Since insulin resistance, diabetes, and obesity are considered inflammatory disorders, the researchers also measured levels of two biomarkers of inflammation, tumor necrosis factor-alpha and interleukin-6. Levels of these biomarkers decreased in both groups receiving citrus flavones, as did serum levels of triglycerides and cholesterol.

These results indicate that citrus peel extracts may help fight insulin resistance and diabetes, as well as support healthy blood lipid levels.

—Robert Gaston

Migraine with “Aura” May Raise Cardiovascular Risk

Women who suffer from migraine headaches with aura have an increased risk of heart attack and stroke, according to a recent study.5

The aura that immediately precedes migraine may be experienced as dizziness, flashes or spots of light, or temporary vision loss. Migraines are more common in women than in men, and fewer than one third of migraine sufferers experience a preceding aura.

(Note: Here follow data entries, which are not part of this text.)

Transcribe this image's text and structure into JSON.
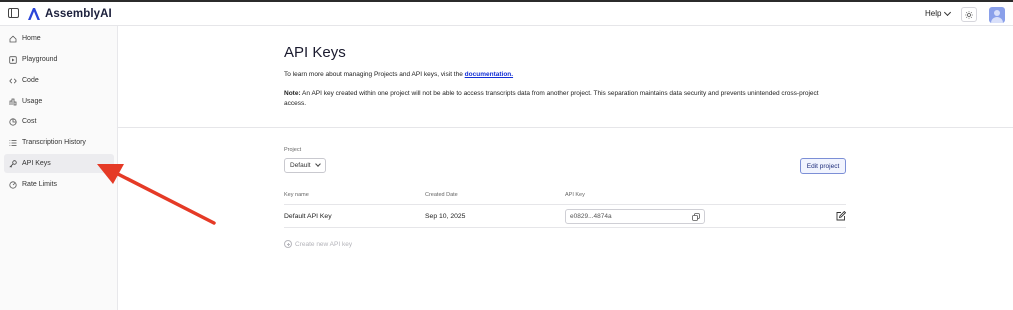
{
  "app": {
    "brand": "AssemblyAI"
  },
  "header": {
    "help_label": "Help"
  },
  "sidebar": {
    "items": [
      {
        "label": "Home",
        "icon": "home-icon"
      },
      {
        "label": "Playground",
        "icon": "play-icon"
      },
      {
        "label": "Code",
        "icon": "code-icon"
      },
      {
        "label": "Usage",
        "icon": "bar-chart-icon"
      },
      {
        "label": "Cost",
        "icon": "pie-chart-icon"
      },
      {
        "label": "Transcription History",
        "icon": "list-icon"
      },
      {
        "label": "API Keys",
        "icon": "key-icon",
        "active": true
      },
      {
        "label": "Rate Limits",
        "icon": "gauge-icon"
      }
    ]
  },
  "main": {
    "title": "API Keys",
    "intro_text": "To learn more about managing Projects and API keys, visit the",
    "intro_link": "documentation.",
    "note_label": "Note:",
    "note_text": " An API key created within one project will not be able to access transcripts data from another project. This separation maintains data security and prevents unintended cross-project access.",
    "project_label": "Project",
    "project_value": "Default",
    "edit_project_label": "Edit project",
    "table": {
      "headers": [
        "Key name",
        "Created Date",
        "API Key"
      ],
      "rows": [
        {
          "name": "Default API Key",
          "created": "Sep 10, 2025",
          "key": "e0829...4874a"
        }
      ]
    },
    "create_label": "Create new API key"
  },
  "colors": {
    "accent": "#1330d6",
    "annotation_arrow": "#e53a26"
  }
}
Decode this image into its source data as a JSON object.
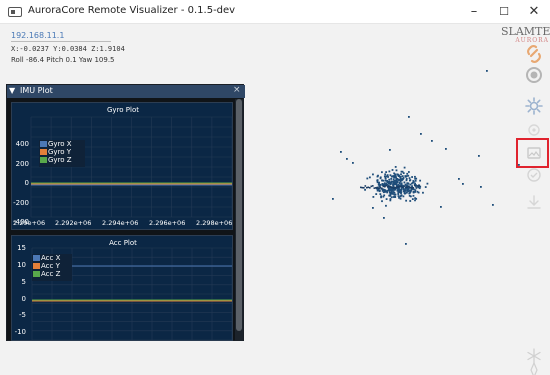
{
  "app": {
    "title": "AuroraCore Remote Visualizer - 0.1.5-dev",
    "window_controls": {
      "minimize": "–",
      "maximize": "☐",
      "close": "✕"
    }
  },
  "info": {
    "ip": "192.168.11.1",
    "position": "X:-0.0237 Y:0.0384 Z:1.9104",
    "orientation": "Roll -86.4 Pitch 0.1 Yaw 109.5"
  },
  "logo": {
    "main": "SLAMTEC",
    "sub": "AURORA"
  },
  "imu_window": {
    "title": "IMU Plot",
    "collapse_glyph": "▼",
    "close_glyph": "×",
    "gyro_plot": {
      "title": "Gyro Plot",
      "y_ticks": [
        "400",
        "200",
        "0",
        "-200",
        "-400"
      ],
      "x_ticks": [
        "2.29e+06",
        "2.292e+06",
        "2.294e+06",
        "2.296e+06",
        "2.298e+06"
      ],
      "legend": [
        {
          "name": "Gyro X",
          "color": "#4c78b5"
        },
        {
          "name": "Gyro Y",
          "color": "#e3803a"
        },
        {
          "name": "Gyro Z",
          "color": "#59a84b"
        }
      ]
    },
    "acc_plot": {
      "title": "Acc Plot",
      "y_ticks": [
        "15",
        "10",
        "5",
        "0",
        "-5",
        "-10"
      ],
      "legend": [
        {
          "name": "Acc X",
          "color": "#4c78b5"
        },
        {
          "name": "Acc Y",
          "color": "#e3803a"
        },
        {
          "name": "Acc Z",
          "color": "#59a84b"
        }
      ]
    }
  },
  "toolbar": {
    "icons": [
      "link-icon",
      "record-icon",
      "settings-icon",
      "map-icon",
      "image-icon",
      "locate-icon",
      "download-icon",
      "snowflake-icon",
      "compass-icon"
    ],
    "highlight_color": "#e0232e"
  },
  "colors": {
    "point_cloud": "#1f4e7a",
    "plot_bg": "#0b2745",
    "title_bar": "#2f4766"
  }
}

Nearly 28,000 women aged 45 and older who were free from cardiovascular disease at the study’s onset were followed for up to 12 years. Compared to women with no history of migraine, those who reported active migraine with aura had a twofold greater risk of major cardiovascular disease, including heart attack or stroke. Women who reported migraine without aura did not exhibit elevated risk of cardiovascular events.

Since migraine with aura is associated with an adverse cardiovascular risk profile—including elevated levels of homocysteine—affected individuals should rigorously monitor their risk factors to protect themselves against cardiovascular events.

—Elizabeth Wagner, ND

Lutein, Zeaxanthin Deficiencies Linked to Arterial Disease

Higher blood levels of lutein and zeaxanthin may be associated with optimal cardiovascular health, according to a recent report.7

While these carotenoid nutrients are associated with protection against macular degeneration (a common cause of vision loss), their effects on cardiovascular health have been less clear. Scientists compared blood samples from adults with coronary artery disease to those of healthy individuals. The disease-free subjects had significantly higher plasma levels of lutein and zeaxanthin than did people with coronary artery disease. Higher levels of lutein and zeaxanthin were also associated with higher levels of natural killer cells, an important component of immune health.

Scientists believe that lutein and zeaxanthin may confer these protective benefits by reducing oxidative stress.